「ハアハア……」
息を切らしながら教室のドアを開ける。
時間にして、八時五十分――大幅な遅刻のはずだった。
「なあー、最近さ、ココの治安やばくねーか?」
「マジそれ。てか、今日の神吉市の事件って、規模的にテロじゃねぇーの?」
歩くたび耳元のざわつきが舌先を乾かし、視界が曇っていく。
「あーそれな。百人だって? ネットじゃあさぁ、集団自殺って書いてあるけれど、国家レベルの人体実験かもしれないってさー」
「それって陰謀論だろ? ナイナイ。信じる奴って基本的にバカだけだぜ。信用ならないって」
胸騒ぎが心臓を叩き、緊張が背中を冷たく伝う。
……また事件、なの?
スマホを走らせ、SNSを物色し、発見する。
「高知県神吉市……百名越え大規模自殺……って……隣町じゃない」
呼吸が止まりかける。
血の匂いが鼻孔内に充満し、錆び鉄の味が賑やかな空気を殺伐としたモノに変えた。
……また、サーヴァントなの?
黒々とした予測が這いまわり、光が狭まる。
「午前四時半頃……騒音で起こされた住人の通報で事件が明らかになった、話によれば……現場では、叫び声や絶叫が数時間に渡り起こっていた、と……」
舌先に残った紅茶の渋みが忘れかけていた死を連想させ、心臓の唸りが耳奥に纏わり付く。

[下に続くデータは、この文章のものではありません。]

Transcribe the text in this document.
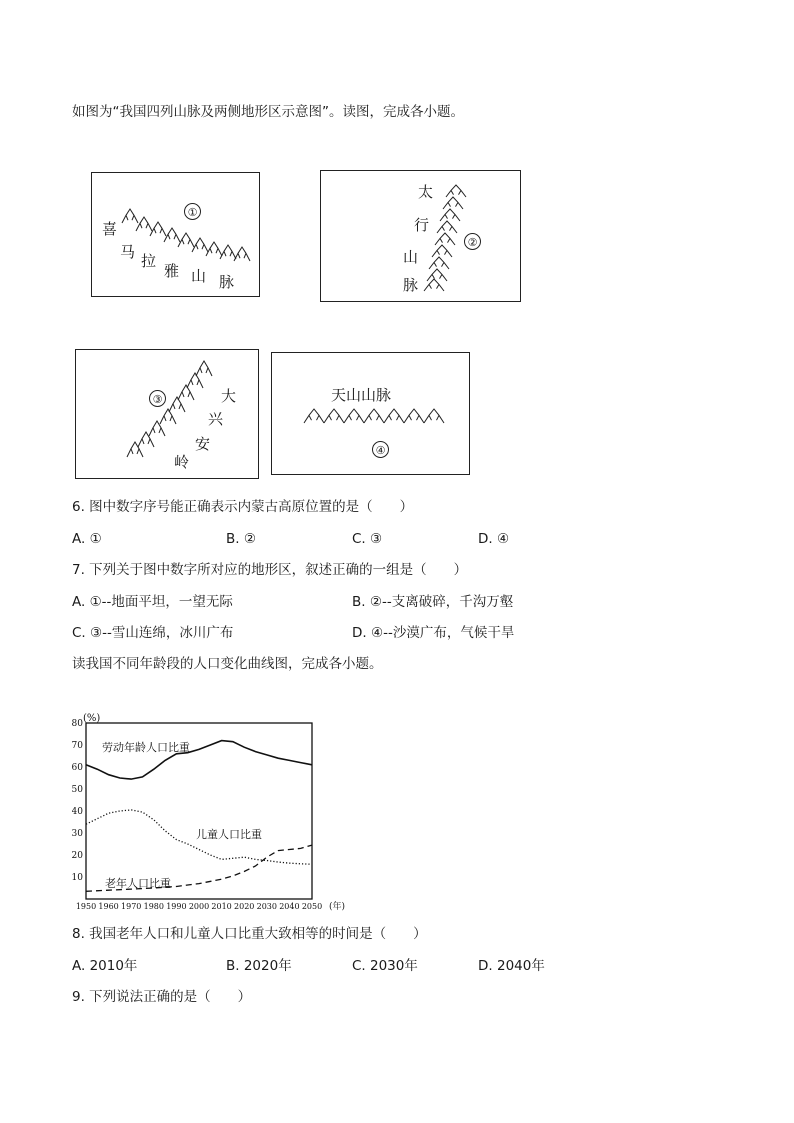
如图为“我国四列山脉及两侧地形区示意图”。读图，完成各小题。
①
喜
马 拉
雅 山 脉
②
太
行
山
脉
③	大
兴
安
岭
天山山脉
④
6. 图中数字序号能正确表示内蒙古高原位置的是（　　）
A. ①	B. ②	C. ③	D. ④
7. 下列关于图中数字所对应的地形区，叙述正确的一组是（　　）
A. ①--地面平坦，一望无际	B. ②--支离破碎，千沟万壑
C. ③--雪山连绵，冰川广布	D. ④--沙漠广布，气候干旱
读我国不同年龄段的人口变化曲线图，完成各小题。
10
20
30
40
50
60
70
80
1950 1960 1970 1980 1990 2000 2010 2020 2030 2040 2050
(%)
(年)
劳动年龄人口比重
儿童人口比重
老年人口比重
8. 我国老年人口和儿童人口比重大致相等的时间是（　　）
A. 2010年	B. 2020年	C. 2030年	D. 2040年
9. 下列说法正确的是（　　）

……自殺を指揮した犯人は、腰まである長髪黒に中肉中背の女性。
鳥肌が指先まで伝う、上手くスクロールできない。
エマさんが遭遇した謎サーヴァントの見た目と一致している部分――
「未だに逃亡を続けている。情報をお持ちの方は高地警察署まで連絡を……」
写真は無いようだけど、被害に遭った住人の証言や恐怖で潰れそうな女性の顔が、唇を噛み締めさせ、コーヒーの香ばしさが鼻先を柔らかく通った。
……同じ女として見過ごせないし、正義の味方になれるように努力するって。
今さっき決意した訳だし。
――起こった時間帯と大規模被害から、サーヴァントの仕業だと頷けてしまう。
時計の秒針が胸をざわつかせる。
「どうして……立て続けに……」
机に突っ伏して見えた闇が唇を震わせ、安易な予測に赤信号を提示した。
……いや、変態サーヴァントが犯人だって可能性もあるわ。
神父と手を組んで、私達に嫌がらせ――
鼻孔を滑らかに抜ける果実の匂いが喉元を熱くさせ、黒い体躯が顔を出す。
十字架が揺れる金属音と冷静沈着な声音が耳奥を叩く。
……クソ神父じゃないかも、しれない。
――散らばった思考を止める。
握った右手が形を確かに伝え、飛び起きる。
「そもそも、被害の規模で言えば、対峙した変態サーヴァントの言動には無理があるかもしれないわ」
スクロールする指が上下していく。
……エマさんが出会った例のサーヴァント、ソイツが掛けていたピンクハートのネックレスの証言があれば、ビンゴよ。